Mezzanine finance has traditionally been important in sectors where a promoter or company has limited asset cover to pledge, or cash flows are still weak in early business evolution.
Interestingly, these are also portfolio companies where KKR has already invested equity. If they want further financing, re-financing or promoter funding, the PE giant is there to provide strategic growth capital. Nayar sees a huge increase in the need for such alternate capital as India emerges from its current economic woes. "We make sure we structure the deals in a way that the companies pay a minimum coupon, with some kind of floor to total returns and sharing some upside, driven by Ebidta and equity. We find this as meeting both parties' objectives while creating real assets," Nayar says.
"Having an NBFC alongside a pool of equity capital allows an investor to provide a more comprehensive financing solution while possibly improving his or her overall risk-adjusted return. I think it is a smart way to look at investing in India," says Sameer Sain, managing director of Everstone Capital, which launched Indostar Capital Finance, a Rs 1000-crore NBFC, in partnership with Ashmore and Goldman Sachs.
It's not that the firm has decided to completely focus on its NBFC. For example, out of 15 staffers, nine are in the PE business, and Nayar says KKR never looks at clients as "target companies"; rather, it's a partnership approach. In any case, the only way PEs can make money, he thinks, is by working really hard with companies on operational improvement and profit generation.
For example, he is immensely proud of the firm's equity investments in the cement business of Dalmia Cement (Bharat), which is the biggest PE investment in the country's cement industry. KKR has invested as much as $125 million in a Dalmia unit, which owns cement factories producing ten million tonnes, a stake in OCL India and is also exploring new greenfield ventures and acquisitions across the country, so it can establish a pan-India presence. In Dalmia, KKR Capstone, the operating arm of KKR, worked closely with the management and helped them bring about efficiencies in logistics and marketing strategies and opened up new markets. "This transaction with KKR was not just about capital but the foundation of a long-term relationship," said Puneet Dalmia, MD, Dalmia Cement. "It enables us to enhance our capacity and market share through organic as well as inorganic routes, while benefiting from KKR's global network and proven value creation capabilities," he added.
A temporary lull
Nayar is confident that the present economic uncertainty in the country should be temporary, as India offers long-term growth potential in every sector. "The current controversy over foreign direct investment or high interest rates is meaningless; what is required is some tough action on the fiscal deficit, revenue deficit, trade deficit and the current account deficit. If you keep over-promising and not delivering, then the charm fades away. If we start delivering on a few, you will be surprised at the positive inflow of capital again, given the domestic demographic shift and the consumption boom in the country", he adds. Getting the investment back on track is right on top of his policy agenda, as private capital expenditure has been one of the lowest in the last 8-10 years.

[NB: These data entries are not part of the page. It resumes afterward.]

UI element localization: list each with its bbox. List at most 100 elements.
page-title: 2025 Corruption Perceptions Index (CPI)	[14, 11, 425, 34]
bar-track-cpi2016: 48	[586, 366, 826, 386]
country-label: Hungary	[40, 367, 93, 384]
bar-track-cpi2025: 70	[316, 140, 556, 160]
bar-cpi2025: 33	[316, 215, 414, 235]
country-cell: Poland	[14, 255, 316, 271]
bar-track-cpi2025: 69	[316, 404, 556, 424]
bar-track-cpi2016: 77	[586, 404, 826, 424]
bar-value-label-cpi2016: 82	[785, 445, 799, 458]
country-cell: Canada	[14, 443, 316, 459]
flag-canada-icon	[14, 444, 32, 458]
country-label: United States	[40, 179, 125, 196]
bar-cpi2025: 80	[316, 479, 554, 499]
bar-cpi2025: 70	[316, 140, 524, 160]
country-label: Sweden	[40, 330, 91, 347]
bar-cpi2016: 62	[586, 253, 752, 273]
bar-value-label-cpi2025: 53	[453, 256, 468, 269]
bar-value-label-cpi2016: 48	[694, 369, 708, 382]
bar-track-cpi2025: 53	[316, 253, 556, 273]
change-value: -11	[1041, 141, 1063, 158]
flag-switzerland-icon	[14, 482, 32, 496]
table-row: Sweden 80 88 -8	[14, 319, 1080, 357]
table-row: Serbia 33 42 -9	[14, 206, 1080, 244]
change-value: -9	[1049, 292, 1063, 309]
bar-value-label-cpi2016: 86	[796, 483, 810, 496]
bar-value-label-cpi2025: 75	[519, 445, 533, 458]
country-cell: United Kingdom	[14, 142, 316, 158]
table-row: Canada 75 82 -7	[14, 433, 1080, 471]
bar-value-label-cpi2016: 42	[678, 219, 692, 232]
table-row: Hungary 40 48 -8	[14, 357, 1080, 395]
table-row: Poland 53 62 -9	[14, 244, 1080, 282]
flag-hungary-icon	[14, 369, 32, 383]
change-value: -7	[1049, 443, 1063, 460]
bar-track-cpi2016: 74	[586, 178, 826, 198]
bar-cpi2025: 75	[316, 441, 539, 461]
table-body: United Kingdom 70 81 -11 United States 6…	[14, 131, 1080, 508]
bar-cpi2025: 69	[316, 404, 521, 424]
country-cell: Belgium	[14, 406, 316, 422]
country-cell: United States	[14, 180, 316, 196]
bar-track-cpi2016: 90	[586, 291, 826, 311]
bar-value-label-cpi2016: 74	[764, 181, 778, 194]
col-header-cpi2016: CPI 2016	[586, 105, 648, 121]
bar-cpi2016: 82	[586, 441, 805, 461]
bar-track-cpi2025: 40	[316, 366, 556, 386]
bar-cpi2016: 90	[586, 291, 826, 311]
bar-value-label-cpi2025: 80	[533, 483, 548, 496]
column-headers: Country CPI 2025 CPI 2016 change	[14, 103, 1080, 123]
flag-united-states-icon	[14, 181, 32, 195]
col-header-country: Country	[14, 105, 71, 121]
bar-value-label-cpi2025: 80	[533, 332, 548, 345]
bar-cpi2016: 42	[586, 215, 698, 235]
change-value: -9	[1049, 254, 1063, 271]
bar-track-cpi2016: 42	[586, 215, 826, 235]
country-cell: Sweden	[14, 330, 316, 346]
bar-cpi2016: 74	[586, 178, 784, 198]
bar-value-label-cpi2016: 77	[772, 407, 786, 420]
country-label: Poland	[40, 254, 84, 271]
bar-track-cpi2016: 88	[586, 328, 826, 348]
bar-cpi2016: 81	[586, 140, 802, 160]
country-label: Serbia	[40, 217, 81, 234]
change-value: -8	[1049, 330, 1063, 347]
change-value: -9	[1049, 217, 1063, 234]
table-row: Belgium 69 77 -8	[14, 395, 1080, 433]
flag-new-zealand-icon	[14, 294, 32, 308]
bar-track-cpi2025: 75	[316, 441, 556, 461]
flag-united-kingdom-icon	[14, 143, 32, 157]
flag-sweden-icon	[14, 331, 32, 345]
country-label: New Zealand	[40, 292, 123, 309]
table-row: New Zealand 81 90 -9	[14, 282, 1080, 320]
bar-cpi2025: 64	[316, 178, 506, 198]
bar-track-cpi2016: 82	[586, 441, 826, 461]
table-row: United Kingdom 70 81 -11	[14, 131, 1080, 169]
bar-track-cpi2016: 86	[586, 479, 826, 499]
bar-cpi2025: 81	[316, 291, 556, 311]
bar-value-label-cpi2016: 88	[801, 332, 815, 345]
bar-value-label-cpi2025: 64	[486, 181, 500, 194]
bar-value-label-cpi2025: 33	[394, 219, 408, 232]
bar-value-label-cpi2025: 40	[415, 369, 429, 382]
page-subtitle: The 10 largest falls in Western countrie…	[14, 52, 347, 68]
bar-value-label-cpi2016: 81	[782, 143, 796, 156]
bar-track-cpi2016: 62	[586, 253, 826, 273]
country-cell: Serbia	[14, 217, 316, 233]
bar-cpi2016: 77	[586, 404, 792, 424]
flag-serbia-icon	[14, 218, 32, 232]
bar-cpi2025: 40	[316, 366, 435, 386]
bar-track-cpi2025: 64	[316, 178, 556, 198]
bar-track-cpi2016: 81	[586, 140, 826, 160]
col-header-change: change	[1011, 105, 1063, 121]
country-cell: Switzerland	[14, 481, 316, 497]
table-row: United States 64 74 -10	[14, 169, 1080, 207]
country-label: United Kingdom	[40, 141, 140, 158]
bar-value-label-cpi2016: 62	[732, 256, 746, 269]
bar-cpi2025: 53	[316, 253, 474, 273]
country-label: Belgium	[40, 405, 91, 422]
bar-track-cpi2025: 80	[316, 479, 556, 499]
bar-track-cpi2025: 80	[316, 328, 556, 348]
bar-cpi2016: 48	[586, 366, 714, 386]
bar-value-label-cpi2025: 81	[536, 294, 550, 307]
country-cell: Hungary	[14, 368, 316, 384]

KKR India, in any case, is not a big believer of investing in listed companies. Ask Nayar and he agrees: "If we have to because India has so many listed companies, that's a different issue".
On top of his favourite list of investments is consumer-facing companies, healthcare, financial services and industries which derive demand from infrastructure and industrial spending. And, KKR prefers to deal in private companies as much as possible as "anyone can buy listed stocks". That, he says, isn't difficult as he had relationships with 200 corporate firms in India when he left Citi.
These are coming handy now, even if it means "working in double shifts", from 8 am to the evening and then continuing on till very late into the night.